Her name means "she of the Shesmet-girdle", and she was probably first worshipped at a town with the same name, a few miles away from Bubastis, now called Saft el Henneh. She had a staff of priests with an overseer, perhaps including "the Shesmet-girdle man", who probably wore the girdle - "a leather belt from which were suspended narrow strips of hide ending in tassels", sometimes with ornaments like beads or shells. (The gods Horus, Set, Thoth, Amun, and the centipede god Sepa could also be depicted wearing it.)

Shesmetet is grouped with other lioness goddesses in the Pyramid Texts (Utt 262 - "King Unis is conceived by Sekhmet, born of Shesmetet"), on a monument of the Thirteenth Dynasty pharaoh Sobekhotep IV, on Eighteenth, Twentieth, and Thirtieth Dynasty monuments (with Bastet and Wadjet), and as a form of Mut on an Eighteenth Dynasty statue.

(ETA: Newberry footnotes the Sobekhotep monument as "Louvre C. 11.", but that reference took me to one of the stelae of Ameniseneb. Confusion.)
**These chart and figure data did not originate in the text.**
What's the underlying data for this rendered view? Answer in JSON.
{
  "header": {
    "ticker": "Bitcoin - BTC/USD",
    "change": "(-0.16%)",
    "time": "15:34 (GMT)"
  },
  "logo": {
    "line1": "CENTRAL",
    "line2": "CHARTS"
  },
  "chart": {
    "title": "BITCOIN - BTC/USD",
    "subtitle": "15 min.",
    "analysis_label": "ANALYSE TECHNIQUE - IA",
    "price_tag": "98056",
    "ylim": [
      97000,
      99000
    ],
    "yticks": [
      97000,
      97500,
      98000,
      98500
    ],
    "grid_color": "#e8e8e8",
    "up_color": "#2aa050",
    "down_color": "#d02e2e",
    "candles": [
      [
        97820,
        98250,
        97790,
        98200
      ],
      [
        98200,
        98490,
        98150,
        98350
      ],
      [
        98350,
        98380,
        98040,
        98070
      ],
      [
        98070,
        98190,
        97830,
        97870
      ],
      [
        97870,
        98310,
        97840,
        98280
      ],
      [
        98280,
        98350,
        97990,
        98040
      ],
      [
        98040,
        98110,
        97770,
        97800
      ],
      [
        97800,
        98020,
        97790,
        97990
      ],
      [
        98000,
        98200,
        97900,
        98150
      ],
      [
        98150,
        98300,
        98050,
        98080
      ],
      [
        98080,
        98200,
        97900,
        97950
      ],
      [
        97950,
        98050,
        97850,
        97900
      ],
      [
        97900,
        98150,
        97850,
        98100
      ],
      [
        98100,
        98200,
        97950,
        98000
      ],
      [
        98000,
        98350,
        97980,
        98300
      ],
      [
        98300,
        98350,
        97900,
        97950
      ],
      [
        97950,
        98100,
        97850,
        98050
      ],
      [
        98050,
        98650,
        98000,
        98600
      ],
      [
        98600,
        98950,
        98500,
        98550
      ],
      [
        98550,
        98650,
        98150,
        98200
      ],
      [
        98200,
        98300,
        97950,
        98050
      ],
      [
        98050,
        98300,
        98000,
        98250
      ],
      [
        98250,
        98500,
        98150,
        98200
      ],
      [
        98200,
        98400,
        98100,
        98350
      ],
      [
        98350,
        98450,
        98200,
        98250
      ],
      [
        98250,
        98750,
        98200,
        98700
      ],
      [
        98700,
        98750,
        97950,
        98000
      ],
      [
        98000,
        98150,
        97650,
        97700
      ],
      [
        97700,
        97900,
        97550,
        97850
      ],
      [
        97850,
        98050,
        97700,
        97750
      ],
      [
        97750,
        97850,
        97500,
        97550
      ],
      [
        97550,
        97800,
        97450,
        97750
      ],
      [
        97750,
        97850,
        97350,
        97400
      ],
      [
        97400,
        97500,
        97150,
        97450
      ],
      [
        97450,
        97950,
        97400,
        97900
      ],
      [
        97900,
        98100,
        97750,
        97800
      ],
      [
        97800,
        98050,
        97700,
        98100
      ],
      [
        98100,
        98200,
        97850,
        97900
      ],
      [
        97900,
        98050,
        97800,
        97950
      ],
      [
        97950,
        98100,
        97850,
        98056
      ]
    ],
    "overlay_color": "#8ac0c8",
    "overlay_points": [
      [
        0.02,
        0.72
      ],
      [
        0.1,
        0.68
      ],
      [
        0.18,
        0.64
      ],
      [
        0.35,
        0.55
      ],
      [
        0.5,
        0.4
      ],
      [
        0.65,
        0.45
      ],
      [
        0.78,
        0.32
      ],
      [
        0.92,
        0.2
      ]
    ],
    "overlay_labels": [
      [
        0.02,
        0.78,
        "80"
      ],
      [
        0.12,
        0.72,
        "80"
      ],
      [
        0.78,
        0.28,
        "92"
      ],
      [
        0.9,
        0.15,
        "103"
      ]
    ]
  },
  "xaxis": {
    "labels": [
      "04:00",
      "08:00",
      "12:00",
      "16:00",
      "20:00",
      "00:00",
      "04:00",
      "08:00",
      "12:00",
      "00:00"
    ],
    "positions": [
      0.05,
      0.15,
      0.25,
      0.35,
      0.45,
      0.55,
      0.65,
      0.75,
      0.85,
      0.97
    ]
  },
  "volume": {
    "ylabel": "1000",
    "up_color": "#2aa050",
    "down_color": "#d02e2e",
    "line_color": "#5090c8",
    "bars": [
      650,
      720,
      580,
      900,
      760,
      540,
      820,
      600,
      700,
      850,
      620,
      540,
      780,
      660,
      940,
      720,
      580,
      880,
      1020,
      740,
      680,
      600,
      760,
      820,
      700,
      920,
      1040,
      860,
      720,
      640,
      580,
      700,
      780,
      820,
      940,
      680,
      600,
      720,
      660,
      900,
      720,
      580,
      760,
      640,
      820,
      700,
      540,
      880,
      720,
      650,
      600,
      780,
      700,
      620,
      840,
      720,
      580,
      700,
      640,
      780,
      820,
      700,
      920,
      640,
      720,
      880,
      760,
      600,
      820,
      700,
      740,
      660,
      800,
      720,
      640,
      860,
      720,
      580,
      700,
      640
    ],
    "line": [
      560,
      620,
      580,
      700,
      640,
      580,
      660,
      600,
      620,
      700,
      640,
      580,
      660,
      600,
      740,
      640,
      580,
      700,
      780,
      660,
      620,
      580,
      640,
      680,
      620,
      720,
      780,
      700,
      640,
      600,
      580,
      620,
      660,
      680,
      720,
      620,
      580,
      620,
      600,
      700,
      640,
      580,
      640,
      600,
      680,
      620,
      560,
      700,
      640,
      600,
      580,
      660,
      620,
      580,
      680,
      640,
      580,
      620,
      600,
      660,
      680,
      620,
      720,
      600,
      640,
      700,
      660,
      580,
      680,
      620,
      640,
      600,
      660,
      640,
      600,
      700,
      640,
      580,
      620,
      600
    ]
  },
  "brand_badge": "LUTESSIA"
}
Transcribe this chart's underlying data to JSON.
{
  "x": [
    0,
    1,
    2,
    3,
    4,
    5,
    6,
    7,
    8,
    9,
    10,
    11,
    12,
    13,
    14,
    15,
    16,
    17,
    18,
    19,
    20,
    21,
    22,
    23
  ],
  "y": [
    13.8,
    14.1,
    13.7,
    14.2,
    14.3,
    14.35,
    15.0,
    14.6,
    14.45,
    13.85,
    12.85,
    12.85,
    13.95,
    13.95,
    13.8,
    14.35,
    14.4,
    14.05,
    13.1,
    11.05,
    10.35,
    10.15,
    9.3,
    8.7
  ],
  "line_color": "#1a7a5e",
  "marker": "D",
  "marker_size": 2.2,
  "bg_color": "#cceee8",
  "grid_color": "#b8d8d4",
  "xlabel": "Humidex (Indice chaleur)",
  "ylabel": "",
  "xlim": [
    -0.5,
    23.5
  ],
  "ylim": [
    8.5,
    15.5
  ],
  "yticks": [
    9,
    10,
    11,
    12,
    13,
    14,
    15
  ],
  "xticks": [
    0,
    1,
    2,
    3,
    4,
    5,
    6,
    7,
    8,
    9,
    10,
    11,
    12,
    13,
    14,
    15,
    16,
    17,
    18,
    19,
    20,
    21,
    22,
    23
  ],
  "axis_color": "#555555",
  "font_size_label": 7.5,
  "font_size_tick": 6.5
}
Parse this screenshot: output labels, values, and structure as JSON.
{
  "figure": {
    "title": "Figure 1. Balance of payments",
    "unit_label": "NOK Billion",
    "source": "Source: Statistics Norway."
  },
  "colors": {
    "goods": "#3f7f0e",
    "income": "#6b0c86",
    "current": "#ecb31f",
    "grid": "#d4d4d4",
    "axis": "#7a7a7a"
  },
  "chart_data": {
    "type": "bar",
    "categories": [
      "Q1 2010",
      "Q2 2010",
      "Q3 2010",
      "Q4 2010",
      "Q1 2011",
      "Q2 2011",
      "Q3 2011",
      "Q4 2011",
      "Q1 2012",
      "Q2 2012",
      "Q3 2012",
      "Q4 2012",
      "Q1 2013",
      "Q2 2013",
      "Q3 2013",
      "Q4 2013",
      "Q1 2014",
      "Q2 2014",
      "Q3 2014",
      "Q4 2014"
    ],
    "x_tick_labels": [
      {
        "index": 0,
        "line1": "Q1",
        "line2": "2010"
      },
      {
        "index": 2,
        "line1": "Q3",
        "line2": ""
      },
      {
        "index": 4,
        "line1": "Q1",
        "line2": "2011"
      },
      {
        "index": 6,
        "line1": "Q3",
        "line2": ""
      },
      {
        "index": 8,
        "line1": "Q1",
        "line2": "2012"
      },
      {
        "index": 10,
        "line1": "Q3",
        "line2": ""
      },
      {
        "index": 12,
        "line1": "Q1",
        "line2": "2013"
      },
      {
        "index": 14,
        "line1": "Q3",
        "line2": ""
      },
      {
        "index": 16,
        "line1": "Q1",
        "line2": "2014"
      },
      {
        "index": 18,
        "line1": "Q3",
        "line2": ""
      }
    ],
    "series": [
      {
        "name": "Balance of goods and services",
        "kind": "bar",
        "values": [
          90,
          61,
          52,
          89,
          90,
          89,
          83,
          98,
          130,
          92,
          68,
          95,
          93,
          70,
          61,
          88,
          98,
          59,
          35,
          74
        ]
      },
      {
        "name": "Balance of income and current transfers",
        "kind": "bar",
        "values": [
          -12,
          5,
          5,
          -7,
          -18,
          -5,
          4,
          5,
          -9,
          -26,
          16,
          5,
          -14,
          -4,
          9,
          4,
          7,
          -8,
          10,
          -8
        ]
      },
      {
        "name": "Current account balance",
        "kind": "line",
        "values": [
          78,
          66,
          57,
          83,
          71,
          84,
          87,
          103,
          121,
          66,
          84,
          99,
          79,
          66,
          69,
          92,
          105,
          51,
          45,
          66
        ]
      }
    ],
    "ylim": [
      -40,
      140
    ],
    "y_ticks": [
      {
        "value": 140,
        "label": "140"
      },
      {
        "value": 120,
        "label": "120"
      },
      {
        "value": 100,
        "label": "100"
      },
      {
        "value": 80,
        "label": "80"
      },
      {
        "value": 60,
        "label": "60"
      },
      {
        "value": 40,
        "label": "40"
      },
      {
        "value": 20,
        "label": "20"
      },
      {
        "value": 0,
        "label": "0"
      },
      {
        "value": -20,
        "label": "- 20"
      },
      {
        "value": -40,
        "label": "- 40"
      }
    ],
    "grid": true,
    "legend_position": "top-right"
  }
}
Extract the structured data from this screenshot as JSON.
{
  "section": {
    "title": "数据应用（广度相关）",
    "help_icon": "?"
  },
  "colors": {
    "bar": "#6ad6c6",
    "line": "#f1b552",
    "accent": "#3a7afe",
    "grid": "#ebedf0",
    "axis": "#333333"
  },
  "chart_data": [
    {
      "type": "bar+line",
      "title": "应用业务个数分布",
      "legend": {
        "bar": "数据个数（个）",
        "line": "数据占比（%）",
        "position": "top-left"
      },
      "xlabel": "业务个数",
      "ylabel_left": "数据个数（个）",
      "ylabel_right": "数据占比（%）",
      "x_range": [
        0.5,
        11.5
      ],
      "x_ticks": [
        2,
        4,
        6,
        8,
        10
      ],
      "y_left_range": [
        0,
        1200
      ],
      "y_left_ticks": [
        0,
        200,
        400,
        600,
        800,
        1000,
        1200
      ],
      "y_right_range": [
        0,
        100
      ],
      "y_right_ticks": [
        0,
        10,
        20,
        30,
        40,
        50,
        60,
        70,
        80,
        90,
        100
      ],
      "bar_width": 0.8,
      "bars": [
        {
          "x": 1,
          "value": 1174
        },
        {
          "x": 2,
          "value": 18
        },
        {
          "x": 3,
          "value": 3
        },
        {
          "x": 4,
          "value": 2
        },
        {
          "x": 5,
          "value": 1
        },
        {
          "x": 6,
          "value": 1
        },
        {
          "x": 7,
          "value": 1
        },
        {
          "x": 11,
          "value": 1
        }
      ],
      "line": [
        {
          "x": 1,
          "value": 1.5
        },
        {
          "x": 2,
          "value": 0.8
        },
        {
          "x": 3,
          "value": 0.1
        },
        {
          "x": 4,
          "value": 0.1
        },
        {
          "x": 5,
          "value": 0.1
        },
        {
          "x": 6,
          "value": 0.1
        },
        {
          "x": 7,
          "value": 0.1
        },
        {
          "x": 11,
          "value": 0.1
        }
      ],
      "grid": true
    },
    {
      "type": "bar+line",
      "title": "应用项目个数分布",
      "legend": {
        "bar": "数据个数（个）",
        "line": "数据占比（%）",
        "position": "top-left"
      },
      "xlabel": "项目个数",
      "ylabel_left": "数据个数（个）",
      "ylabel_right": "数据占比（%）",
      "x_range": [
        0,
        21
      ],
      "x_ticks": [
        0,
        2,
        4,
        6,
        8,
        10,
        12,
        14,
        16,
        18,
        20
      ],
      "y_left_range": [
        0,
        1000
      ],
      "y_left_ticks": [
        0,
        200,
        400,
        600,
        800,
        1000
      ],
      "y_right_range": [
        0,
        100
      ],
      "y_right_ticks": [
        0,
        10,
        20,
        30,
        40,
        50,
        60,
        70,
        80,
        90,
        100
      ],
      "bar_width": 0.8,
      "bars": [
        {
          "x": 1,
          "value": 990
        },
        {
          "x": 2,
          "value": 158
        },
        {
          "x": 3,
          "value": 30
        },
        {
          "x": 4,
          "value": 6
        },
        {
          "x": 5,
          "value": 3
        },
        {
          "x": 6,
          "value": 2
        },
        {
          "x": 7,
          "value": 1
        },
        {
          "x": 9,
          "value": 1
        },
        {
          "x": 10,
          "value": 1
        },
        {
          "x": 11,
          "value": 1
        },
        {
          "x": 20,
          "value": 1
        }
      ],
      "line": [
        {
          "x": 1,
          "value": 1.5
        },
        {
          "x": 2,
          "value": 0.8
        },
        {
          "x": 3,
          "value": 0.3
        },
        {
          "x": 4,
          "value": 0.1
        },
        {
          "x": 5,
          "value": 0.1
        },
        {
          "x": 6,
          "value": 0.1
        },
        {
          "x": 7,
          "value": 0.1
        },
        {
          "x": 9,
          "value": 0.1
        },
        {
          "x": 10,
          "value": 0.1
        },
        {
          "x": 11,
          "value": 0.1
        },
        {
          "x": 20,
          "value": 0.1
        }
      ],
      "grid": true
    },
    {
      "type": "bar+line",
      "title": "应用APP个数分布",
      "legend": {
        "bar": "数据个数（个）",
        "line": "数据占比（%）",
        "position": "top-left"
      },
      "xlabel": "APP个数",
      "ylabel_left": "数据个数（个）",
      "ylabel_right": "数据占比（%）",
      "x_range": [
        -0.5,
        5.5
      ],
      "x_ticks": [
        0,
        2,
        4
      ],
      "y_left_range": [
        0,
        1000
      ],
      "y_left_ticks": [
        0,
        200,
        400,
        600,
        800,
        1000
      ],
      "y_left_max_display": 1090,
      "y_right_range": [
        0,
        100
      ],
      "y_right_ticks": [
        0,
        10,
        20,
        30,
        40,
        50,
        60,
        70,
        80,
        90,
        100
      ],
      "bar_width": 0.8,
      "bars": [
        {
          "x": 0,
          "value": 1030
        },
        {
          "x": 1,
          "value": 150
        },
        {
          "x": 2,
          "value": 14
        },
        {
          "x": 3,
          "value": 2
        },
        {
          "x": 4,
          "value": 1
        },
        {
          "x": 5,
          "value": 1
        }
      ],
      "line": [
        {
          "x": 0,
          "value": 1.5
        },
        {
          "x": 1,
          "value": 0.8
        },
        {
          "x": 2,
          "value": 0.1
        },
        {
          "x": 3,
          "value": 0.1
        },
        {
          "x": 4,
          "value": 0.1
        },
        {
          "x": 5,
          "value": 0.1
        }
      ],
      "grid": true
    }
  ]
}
Apparently Nubian and other African women wear an identical girdle to this day. I'm interested in ways African cultures outside of Egypt might have influenced Egypt; given its antiquity, I wonder if this might possibly be an example. (Or perhaps it was simply an item of clothing common throughout the area.)

"Newberry, Percy E. The Shesmet-girdle or Apron. Egypt Exploration Society. "Studies presented to F. Ll. Griffith". Milford : Oxford University Press, 1932.